Needless to say, we didn't repeat the experiment.
 Update: FRED three was found in the crawl-space under the feed barn about a year later. I have no idea how it got there, the only entrance large enough for it to physically fit is the locked trap door in the floor, and I have the only key.
Sounds great - as long as the criminals don't think to just sell the dogs away from their homes. As already mentioned, it would need to be a national scheme to be of widespread use.
Of course, it only works if there's already doubt about the ownership of a dog. If everything looks legit*, then there won't be a question and the dogs DNA would never be checked against the database.
*Heaven forbid that the less stupid criminals might actually get paperwork (apparently) in order and stuff like that. I read of a case where a dog had been with a different family for some years before anyone realised that it's chip number didn't match the paperwork. The dog came from what appeared to be a genuine seller, it had paperwork, was chipped and registered - expect that the paperwork was faked, and the chip number didn't match.
It should help with the more stupid criminals that get caught with what are clearly not their own pets in the van ...
I wonder what the business model for CellMark here is. Genomes require quite an amount of disk space per genome (1.5GB was the size I was told) and the databases have generous amounts of RAM, CPUs and DBAs to keep them happy.
Gloucestershire is surely a case to show to the world - look it can be done and not too inexpensively. Is the plan to use this to go to every municipality in the First World and find the 0.1% of dog-owners (my estimate) willing to pay up? Or is the real money in the genomic data, which can be sold as training set data to universities and multi-nationals.
"Genomes require quite an amount of disk space per genome (1.5GB was the size I was told) and the databases have generous amounts of RAM, CPUs and DBAs to keep them happy."
It's ok! It will all be stored in 'teh clouds' in a leaky, unsecured bucket that anyone with the ability to right click on a mouse will be able to access.
What about the more friendly dogs who respond that way to anyone who calls their name? Or to anyone who calls a name vaguely similar? Or makes pretty much any kind of sound at all? Or who doesn't make a sound but looks vaguely in their direction? Or a different direction entirely? Who just exists at all? Who doesn't exist, but there might be something exciting in that direction in a few seconds, so better run over excitedly to check!

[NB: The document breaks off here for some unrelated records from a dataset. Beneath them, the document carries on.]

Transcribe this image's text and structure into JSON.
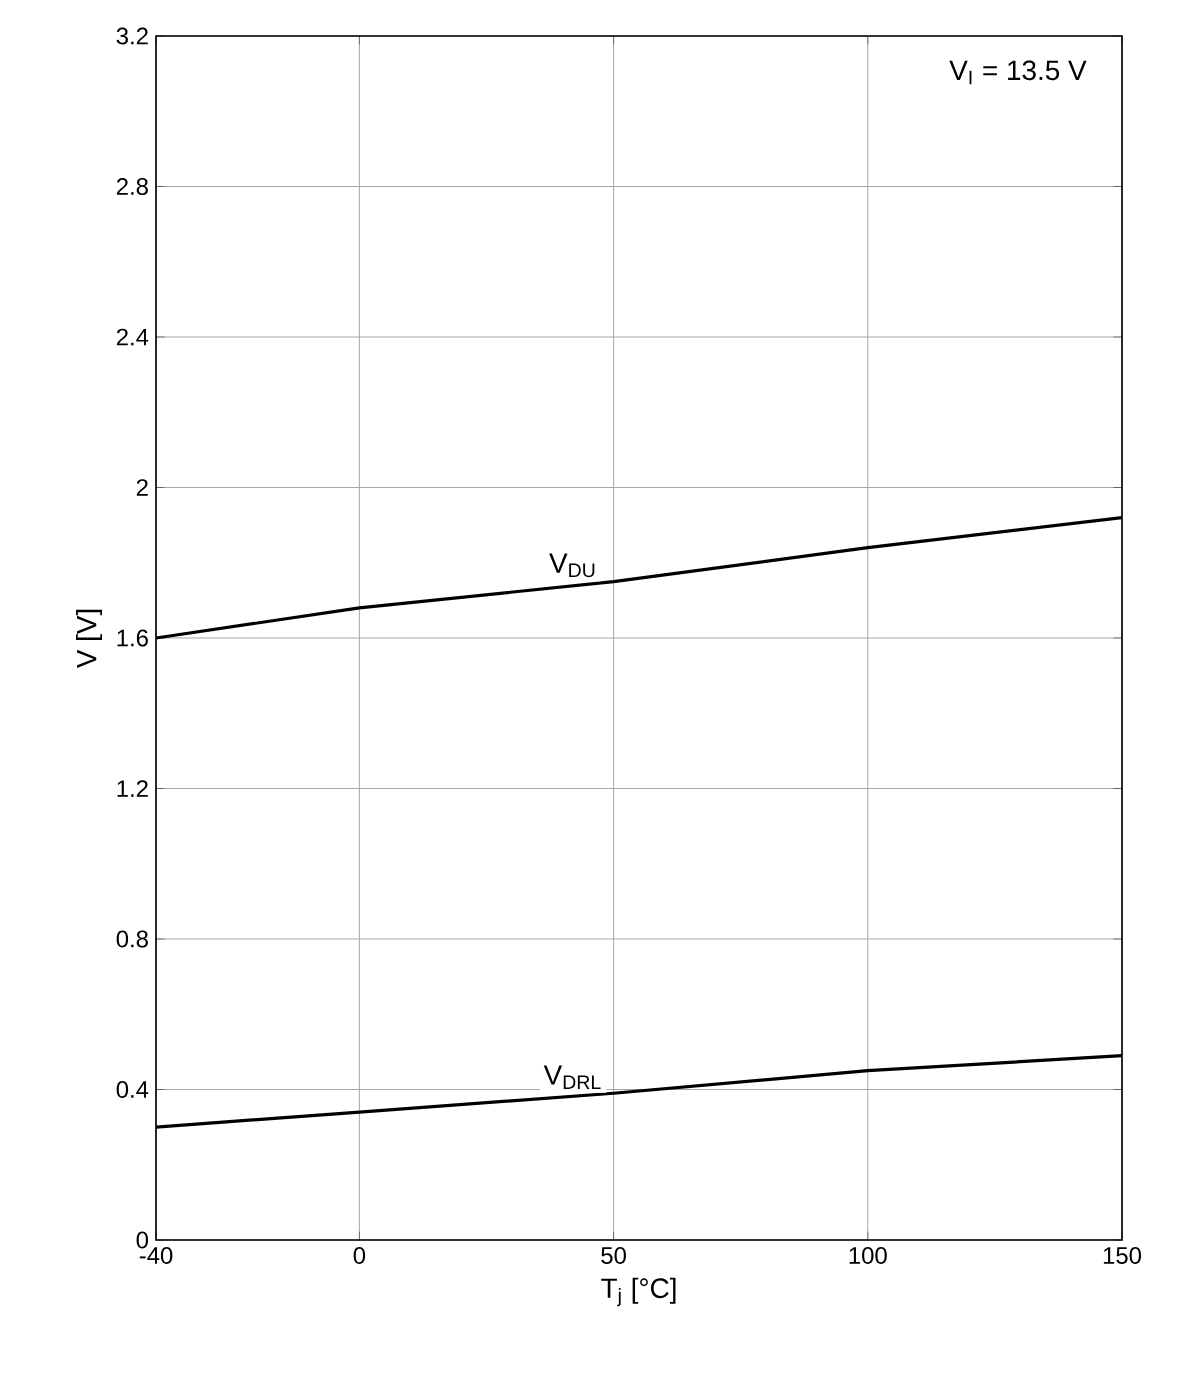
{
  "chart_data": {
    "type": "line",
    "xlabel": "T$_{j}$ [°C]",
    "ylabel": "V [V]",
    "x": [
      -40,
      0,
      50,
      100,
      150
    ],
    "series": [
      {
        "name": "V$_{DU}$",
        "color": "#000000",
        "values": [
          1.6,
          1.68,
          1.75,
          1.84,
          1.92
        ]
      },
      {
        "name": "V$_{DRL}$",
        "color": "#000000",
        "values": [
          0.3,
          0.34,
          0.39,
          0.45,
          0.49
        ]
      }
    ],
    "annotations": [
      "V$_{I}$ = 13.5 V"
    ],
    "xlim": [
      -40,
      150
    ],
    "xticks": [
      -40,
      0,
      50,
      100,
      150
    ],
    "ylim": [
      0,
      3.2
    ],
    "yticks": [
      0,
      0.4,
      0.8,
      1.2,
      1.6,
      2,
      2.4,
      2.8,
      3.2
    ],
    "grid": true,
    "legend": false,
    "marker": "none",
    "line_style": "solid"
  }
}
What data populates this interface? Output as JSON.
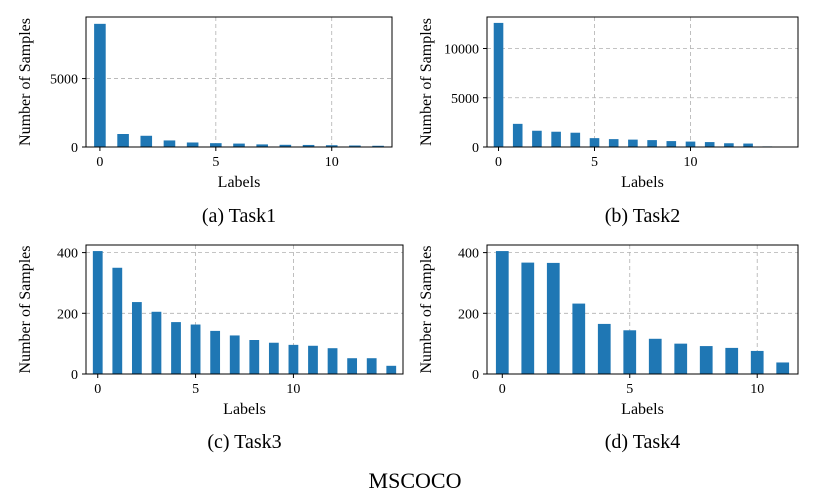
{
  "figure_title": "MSCOCO",
  "colors": {
    "bar": "#1f77b4",
    "grid": "#b0b0b0",
    "axis": "#000000"
  },
  "chart_data": [
    {
      "type": "bar",
      "caption": "(a) Task1",
      "xlabel": "Labels",
      "ylabel": "Number of Samples",
      "grid": true,
      "xlim": [
        -0.6,
        12.6
      ],
      "ylim": [
        0,
        9500
      ],
      "xticks": [
        0,
        5,
        10
      ],
      "yticks": [
        0,
        5000
      ],
      "x": [
        0,
        1,
        2,
        3,
        4,
        5,
        6,
        7,
        8,
        9,
        10,
        11,
        12
      ],
      "values": [
        9000,
        950,
        820,
        480,
        330,
        280,
        250,
        190,
        160,
        150,
        130,
        110,
        90
      ]
    },
    {
      "type": "bar",
      "caption": "(b) Task2",
      "xlabel": "Labels",
      "ylabel": "Number of Samples",
      "grid": true,
      "xlim": [
        -0.6,
        15.6
      ],
      "ylim": [
        0,
        13200
      ],
      "xticks": [
        0,
        5,
        10
      ],
      "yticks": [
        0,
        5000,
        10000
      ],
      "x": [
        0,
        1,
        2,
        3,
        4,
        5,
        6,
        7,
        8,
        9,
        10,
        11,
        12,
        13,
        14,
        15
      ],
      "values": [
        12600,
        2350,
        1650,
        1550,
        1450,
        900,
        800,
        750,
        700,
        600,
        550,
        500,
        380,
        350,
        60,
        40
      ]
    },
    {
      "type": "bar",
      "caption": "(c) Task3",
      "xlabel": "Labels",
      "ylabel": "Number of Samples",
      "grid": true,
      "xlim": [
        -0.6,
        15.6
      ],
      "ylim": [
        0,
        425
      ],
      "xticks": [
        0,
        5,
        10
      ],
      "yticks": [
        0,
        200,
        400
      ],
      "x": [
        0,
        1,
        2,
        3,
        4,
        5,
        6,
        7,
        8,
        9,
        10,
        11,
        12,
        13,
        14,
        15
      ],
      "values": [
        405,
        350,
        237,
        205,
        171,
        163,
        142,
        127,
        112,
        103,
        96,
        93,
        85,
        52,
        52,
        27
      ]
    },
    {
      "type": "bar",
      "caption": "(d) Task4",
      "xlabel": "Labels",
      "ylabel": "Number of Samples",
      "grid": true,
      "xlim": [
        -0.6,
        11.6
      ],
      "ylim": [
        0,
        425
      ],
      "xticks": [
        0,
        5,
        10
      ],
      "yticks": [
        0,
        200,
        400
      ],
      "x": [
        0,
        1,
        2,
        3,
        4,
        5,
        6,
        7,
        8,
        9,
        10,
        11
      ],
      "values": [
        405,
        367,
        366,
        232,
        165,
        144,
        116,
        100,
        92,
        86,
        76,
        38
      ]
    }
  ]
}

Or alternatively, one of the grumpier and/or lazy dogs who secretly wishes it was a cat and refuses to acknowledge anyone unless there's food involved?
And that's before you even start thinking about people deliberately trying to subvert such a test by hiding a treat in their pocket or smothering themselves in meat beforehand. A national DNA database may or may not be the solution, but certainly you want something a little more reliable than relying on the one-off reaction of a dumb animal with no clue what's going on.